Profile a single Delta table.

profile_all(sample_rows='default')

Profile all tables in the lakehouse.

detect_foreign_keys(table_names=None, overlap_threshold=0.9, sample_rows='default', full_scan=False)

Sampled cross-table FK detection (advisory). ADR-009 / STORY-016.

Reads each table's columns (sampled by default) and runs the proven DataProfiler._detect_foreign_keys_advisory core (naming *_id plus value-overlap >= overlap_threshold) across every table pair. Detected FKs are advisory and reported with the measured overlap; a declared star_map / RelationshipDef remains authoritative and overrides (resolved by the caller, not here).

Parameters:

Name Type Description Default
table_names list[str] | None

Tables to scan. Defaults to all tables in the lakehouse.

None
overlap_threshold float

Minimum child-to-parent value overlap to report a FK (default 0.9, configurable per ADR-009).

0.9
sample_rows int | None | str

Per-table row cap used when reading key columns. "default" uses self.default_sample_rows; None reads the full table. Ignored when full_scan=True.

'default'
full_scan bool

Read entire tables (no sampling) to confirm a sampled result (ADR-009 full-scan option).

False

Returns:

Type Description
dict[str, dict[str, dict[str, Any]]]

``{child_table: {col_name: {"parent_table": str, "overlap": float,

dict[str, dict[str, dict[str, Any]]]

"advisory": True, "full_scan": bool}}}`` for every detected FK.

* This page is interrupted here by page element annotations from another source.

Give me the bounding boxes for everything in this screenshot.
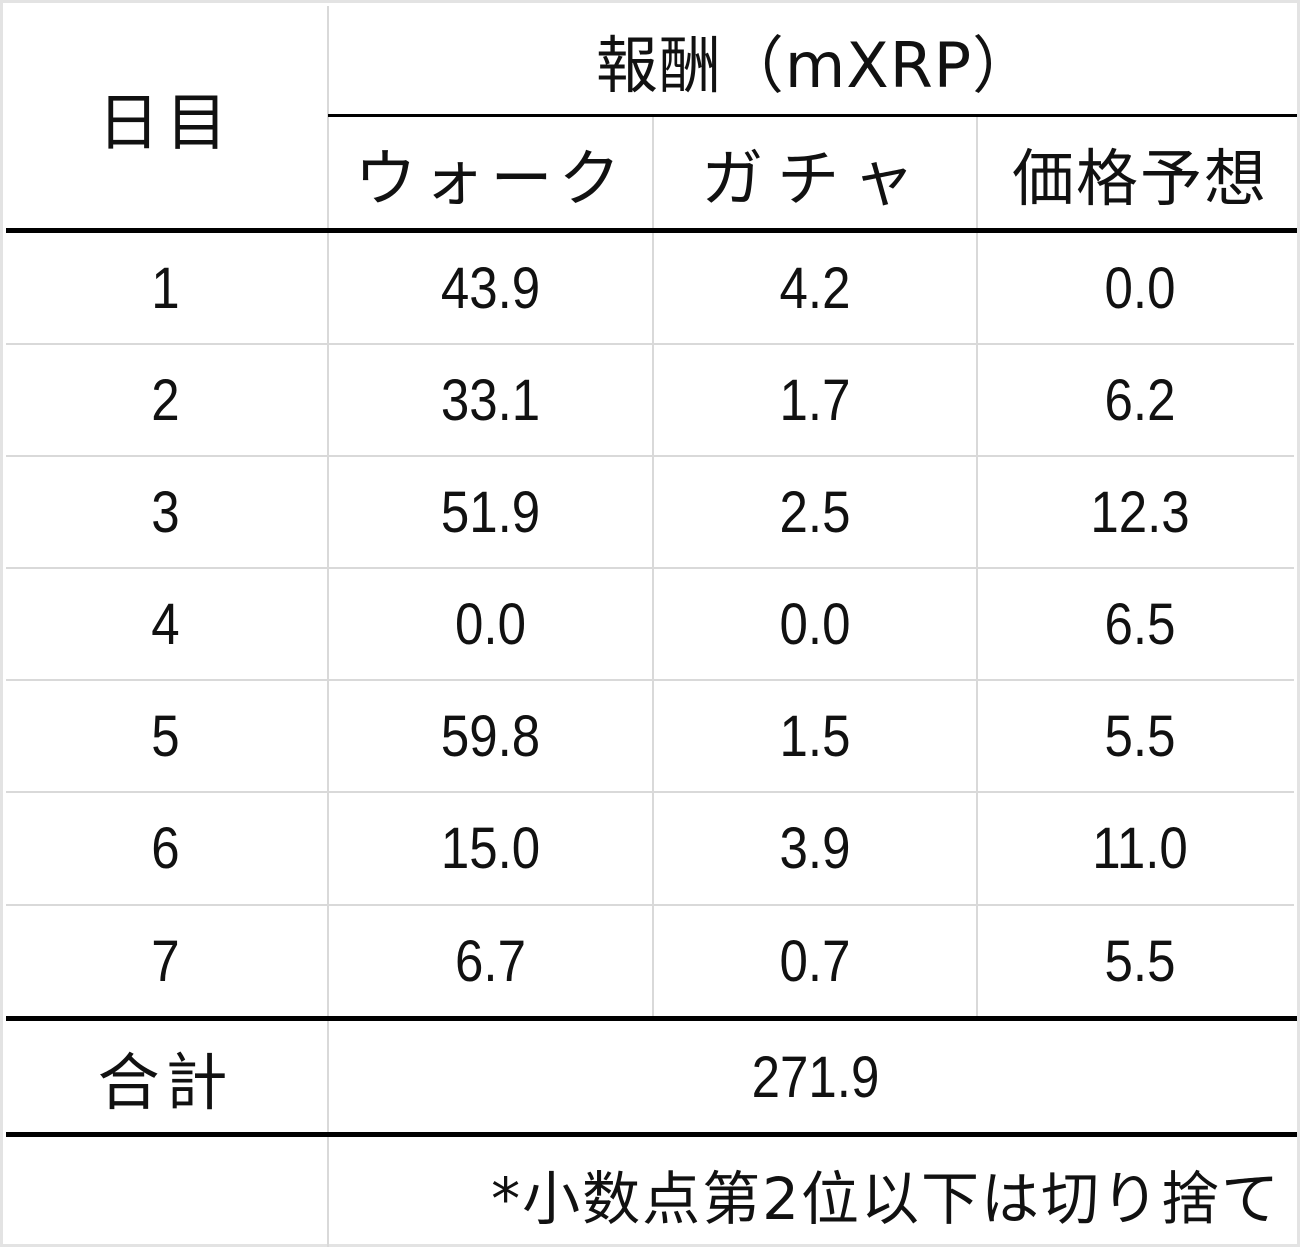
cell-day: 7 (151, 928, 180, 994)
cell-day: 3 (151, 479, 180, 545)
header-reward-group: 報酬（mXRP） (328, 3, 1300, 116)
total-label-text: 合計 (97, 1046, 234, 1119)
cell-gacha: 0.0 (779, 591, 851, 657)
grid-line-vertical (327, 6, 329, 1247)
grid-line-horizontal (6, 567, 1294, 569)
cell-gacha: 2.5 (779, 479, 851, 545)
cell-walk: 59.8 (440, 703, 541, 769)
cell-price-prediction: 0.0 (1104, 255, 1176, 321)
cell-walk: 15.0 (440, 816, 541, 881)
cell-walk: 33.1 (440, 367, 541, 433)
cell-price-prediction: 6.2 (1104, 367, 1176, 433)
cell-walk: 51.9 (440, 479, 541, 545)
cell-day: 4 (151, 591, 180, 657)
header-col-gacha: ガチャ (653, 116, 977, 230)
footnote-text: *小数点第2位以下は切り捨て (491, 1164, 1281, 1233)
cell-day: 1 (151, 255, 180, 321)
header-col-price-prediction-label: 価格予想 (1011, 142, 1268, 215)
cell-day: 6 (151, 816, 180, 881)
cell-price-prediction: 5.5 (1104, 703, 1176, 769)
header-col-walk-label: ウォーク (354, 142, 627, 215)
cell-day: 5 (151, 703, 180, 769)
header-day: 日目 (3, 3, 328, 230)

reconcile_declared_foreign_keys(detected, declared) staticmethod

Declared FKs override detected advisory FKs (ADR-009 / STORY-017).

A declared star_map / RelationshipDef is AUTHORITATIVE: where a declaration exists for a (child_table, child_col) it wins over any detected FK, even a high-overlap one. Detected FKs that a declaration overrode are REPORTED (not silently dropped) for transparency.

Parameters:

Name Type Description Default
detected dict[str, dict[str, dict[str, Any]]]

the output of :meth:detect_foreign_keys.

required
declared Any

iterable of (child_table, child_col, parent_table) tuples, or dicts with those keys.

required

Returns:

Type Description
dict[str, Any]

{"foreign_keys": <resolved map>, "overridden": [<reports>]}.

dict[str, Any]

Resolved declared entries carry advisory=False, declared=True.